Collecting data across eight FA platforms can be daunting for independent artists. Third-party platforms like Chartmetric , Songstats , and Soundcharts attempt to ease the data overload by providing aggregated DSP data dashboards for artists to understand their audiences better. Such platforms can offer an excellent overview of consumption data at a glance, and even offer some data that DSPs can’t provide. For instance, Songstats integrates analytics from music retailers like Beatport and Traxsource, while SoundCharts includes data on online radio airplay. Chartmetric goes even further, tracking airplay on the US satellite radio network SiriusXM. Subscription costs vary, and each platform has its strengths regarding data coverage — e.g. Chartmetric excels in the US market, while SoundCharts boasts extensive European radio airplay data.
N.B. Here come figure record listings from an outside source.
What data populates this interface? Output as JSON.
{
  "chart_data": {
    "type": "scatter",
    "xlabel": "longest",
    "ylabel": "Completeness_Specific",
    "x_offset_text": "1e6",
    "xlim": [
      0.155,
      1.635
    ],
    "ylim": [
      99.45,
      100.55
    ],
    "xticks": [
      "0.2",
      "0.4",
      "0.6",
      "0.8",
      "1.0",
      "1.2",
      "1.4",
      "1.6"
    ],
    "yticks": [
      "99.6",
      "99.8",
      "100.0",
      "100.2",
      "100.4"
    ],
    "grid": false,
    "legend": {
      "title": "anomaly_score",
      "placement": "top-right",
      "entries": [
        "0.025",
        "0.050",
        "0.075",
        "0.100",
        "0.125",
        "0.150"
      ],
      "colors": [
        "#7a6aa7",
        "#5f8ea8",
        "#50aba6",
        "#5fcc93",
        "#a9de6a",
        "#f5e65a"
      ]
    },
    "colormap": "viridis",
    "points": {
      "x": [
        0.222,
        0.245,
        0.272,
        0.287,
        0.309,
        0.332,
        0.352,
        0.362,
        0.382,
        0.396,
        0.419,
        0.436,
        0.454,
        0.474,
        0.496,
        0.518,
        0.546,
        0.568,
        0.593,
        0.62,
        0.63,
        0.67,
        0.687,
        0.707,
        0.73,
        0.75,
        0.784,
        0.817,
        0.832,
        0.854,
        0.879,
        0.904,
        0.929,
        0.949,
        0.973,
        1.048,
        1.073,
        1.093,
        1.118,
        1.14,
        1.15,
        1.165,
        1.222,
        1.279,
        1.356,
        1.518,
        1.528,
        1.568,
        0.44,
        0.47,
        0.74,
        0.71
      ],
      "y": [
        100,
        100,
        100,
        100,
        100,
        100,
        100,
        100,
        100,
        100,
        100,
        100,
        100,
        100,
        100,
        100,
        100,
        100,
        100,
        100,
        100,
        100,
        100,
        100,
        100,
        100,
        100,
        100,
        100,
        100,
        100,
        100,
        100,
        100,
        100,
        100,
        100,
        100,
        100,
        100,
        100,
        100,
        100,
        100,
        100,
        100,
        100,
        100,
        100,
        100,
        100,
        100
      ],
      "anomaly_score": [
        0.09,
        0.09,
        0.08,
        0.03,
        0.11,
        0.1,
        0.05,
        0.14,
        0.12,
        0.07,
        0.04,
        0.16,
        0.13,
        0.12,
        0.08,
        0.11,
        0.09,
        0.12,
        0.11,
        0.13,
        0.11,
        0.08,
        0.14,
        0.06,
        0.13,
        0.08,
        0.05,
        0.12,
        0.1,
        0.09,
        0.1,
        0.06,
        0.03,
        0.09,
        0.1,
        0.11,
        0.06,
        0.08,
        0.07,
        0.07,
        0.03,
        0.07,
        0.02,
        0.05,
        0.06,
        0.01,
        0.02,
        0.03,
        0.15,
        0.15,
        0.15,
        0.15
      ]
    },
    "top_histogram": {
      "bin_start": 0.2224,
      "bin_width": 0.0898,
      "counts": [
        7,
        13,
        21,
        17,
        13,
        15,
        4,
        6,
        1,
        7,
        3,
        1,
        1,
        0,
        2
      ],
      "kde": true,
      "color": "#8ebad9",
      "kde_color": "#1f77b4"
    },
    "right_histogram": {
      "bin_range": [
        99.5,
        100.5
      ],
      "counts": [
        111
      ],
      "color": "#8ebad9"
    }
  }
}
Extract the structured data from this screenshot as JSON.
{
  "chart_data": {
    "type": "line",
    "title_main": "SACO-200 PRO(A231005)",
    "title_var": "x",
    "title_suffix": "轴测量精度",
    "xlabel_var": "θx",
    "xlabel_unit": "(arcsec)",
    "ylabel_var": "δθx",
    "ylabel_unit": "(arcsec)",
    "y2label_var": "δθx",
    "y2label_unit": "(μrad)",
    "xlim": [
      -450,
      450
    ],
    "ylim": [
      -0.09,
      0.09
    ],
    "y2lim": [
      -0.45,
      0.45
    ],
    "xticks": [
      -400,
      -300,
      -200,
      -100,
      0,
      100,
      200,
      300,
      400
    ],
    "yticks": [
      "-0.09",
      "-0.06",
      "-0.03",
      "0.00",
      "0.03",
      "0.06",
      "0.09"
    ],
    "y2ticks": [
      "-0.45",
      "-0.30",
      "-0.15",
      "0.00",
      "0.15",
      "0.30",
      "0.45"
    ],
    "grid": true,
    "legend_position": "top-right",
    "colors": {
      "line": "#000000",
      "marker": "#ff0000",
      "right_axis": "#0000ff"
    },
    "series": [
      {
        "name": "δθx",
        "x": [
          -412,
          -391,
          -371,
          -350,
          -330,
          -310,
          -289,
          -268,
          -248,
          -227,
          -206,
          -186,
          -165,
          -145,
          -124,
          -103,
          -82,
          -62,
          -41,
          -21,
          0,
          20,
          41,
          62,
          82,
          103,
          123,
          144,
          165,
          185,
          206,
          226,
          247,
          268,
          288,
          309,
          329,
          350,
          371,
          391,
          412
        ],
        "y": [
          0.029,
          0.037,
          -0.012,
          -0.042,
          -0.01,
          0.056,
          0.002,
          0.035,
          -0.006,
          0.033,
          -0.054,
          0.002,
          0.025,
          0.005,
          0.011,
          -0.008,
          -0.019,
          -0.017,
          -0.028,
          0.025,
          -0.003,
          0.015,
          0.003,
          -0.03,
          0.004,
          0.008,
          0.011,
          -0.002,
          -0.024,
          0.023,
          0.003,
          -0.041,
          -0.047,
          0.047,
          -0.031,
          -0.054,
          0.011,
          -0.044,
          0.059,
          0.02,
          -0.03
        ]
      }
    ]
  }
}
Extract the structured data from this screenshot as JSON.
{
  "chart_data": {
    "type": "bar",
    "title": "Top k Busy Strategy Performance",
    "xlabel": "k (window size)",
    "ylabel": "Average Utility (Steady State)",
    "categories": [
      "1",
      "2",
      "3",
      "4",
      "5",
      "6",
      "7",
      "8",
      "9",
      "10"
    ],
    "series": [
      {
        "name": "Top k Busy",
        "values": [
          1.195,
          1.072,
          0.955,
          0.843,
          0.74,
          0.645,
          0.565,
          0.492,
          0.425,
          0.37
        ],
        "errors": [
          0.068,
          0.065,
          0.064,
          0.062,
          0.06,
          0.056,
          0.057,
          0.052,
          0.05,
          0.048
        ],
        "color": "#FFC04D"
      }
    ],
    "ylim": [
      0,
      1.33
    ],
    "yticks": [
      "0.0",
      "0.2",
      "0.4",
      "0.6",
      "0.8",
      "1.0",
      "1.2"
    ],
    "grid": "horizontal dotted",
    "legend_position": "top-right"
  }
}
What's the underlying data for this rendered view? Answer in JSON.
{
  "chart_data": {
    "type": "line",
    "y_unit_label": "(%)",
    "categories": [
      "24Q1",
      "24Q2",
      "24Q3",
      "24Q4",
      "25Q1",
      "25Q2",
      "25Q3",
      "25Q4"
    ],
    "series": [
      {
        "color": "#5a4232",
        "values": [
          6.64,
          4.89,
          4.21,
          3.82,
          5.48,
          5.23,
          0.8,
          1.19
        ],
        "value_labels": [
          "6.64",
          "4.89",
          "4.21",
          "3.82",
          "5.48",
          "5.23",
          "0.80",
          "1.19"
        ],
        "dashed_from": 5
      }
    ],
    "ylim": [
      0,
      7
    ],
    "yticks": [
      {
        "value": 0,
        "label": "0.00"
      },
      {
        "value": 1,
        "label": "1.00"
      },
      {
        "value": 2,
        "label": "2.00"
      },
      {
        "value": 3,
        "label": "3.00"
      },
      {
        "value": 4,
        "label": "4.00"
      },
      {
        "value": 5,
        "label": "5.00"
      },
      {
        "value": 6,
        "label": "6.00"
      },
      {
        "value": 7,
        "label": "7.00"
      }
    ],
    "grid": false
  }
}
However, there are general drawbacks to using third-party vs. first-party data sources. Unsurprisingly, only partial data sets are available through third-party services, necessitating artists to consult DSPs’ FA platforms directly for the most comprehensive analytics. In practice, artists and music professionals usually opt for a combination of third-party analytics, which offer a wider breadth of market intelligence, and first-party DSP analytics, which give deeper insight into fan and consumption data.

The quest for more data: Advocating for equitable data access

Some industry professionals argue that DSPs should offer artists as much data as possible. Music marketer Steve Mann believes equitable data access is the only fair compensation for small artists, noting : “… everyone should be demanding equitable data access as compensation from the streaming services. There is no streaming rate solution. The only just compensation is data so small artists can be empowered to develop their businesses.”

He contends DSPs withhold useful data sets like skip rates and listener engagement metrics that affect an artist’s platform visibility. For instance, only YouTube shows how long a listener spends on a particular song. Similarly abstruse, Spotify uses a “popularity score” — which measures a song’s likes, streams, saves, playlist adds, and skip rate — to build algorithmic playlists, like Discovery Weekly or Release Radar. . An artist who wants to see their songs’ popularity score could use the website MusicStax.com , but the metric is unavailable within Spotify for Artists itself. Computer programmers using Spotify for Developers can use the DSP’s developer API to extract popularity scores and more data points about a song than artists can access from their own Spotify For Artists accounts.

Further, data access is unequal across the industry. Major labels and strong independents with direct distribution deals receive a wave of data from DSPs, and bring it to a music-focused business analytics solution like Entertainment Intelligence or Revelator . For context, Entertainment Intelligence reports collecting 1.3 billion rows of data daily from the DSPs, with an average of about 150M for each client. Spotify also gave record labels a suite of analytics previously called “Spotify Analytics,” recently relaunched as “Spotify for Labels.” This disparity underscores the importance of understanding the data available on each FA platform.

For labels and artists without access to business analytics platforms, a data scientist could run custom scripts using MySQL or Python or utilize Tableau to find trends in the data — if one has the budget to hire them, that is. Spotify, Apple Music, Amazon Music, and YouTube allow artists to download CSVs to pull the data into a BI tool. In contrast, Deezer, SoundCloud, TIDAL, and Pandora do not allow artists to download their data as a CSV. All to say, labels and distributors can expect more access with better DSP relationships — leaving the playing field uneven regarding access to artist data, especially for those who are newer to the industry.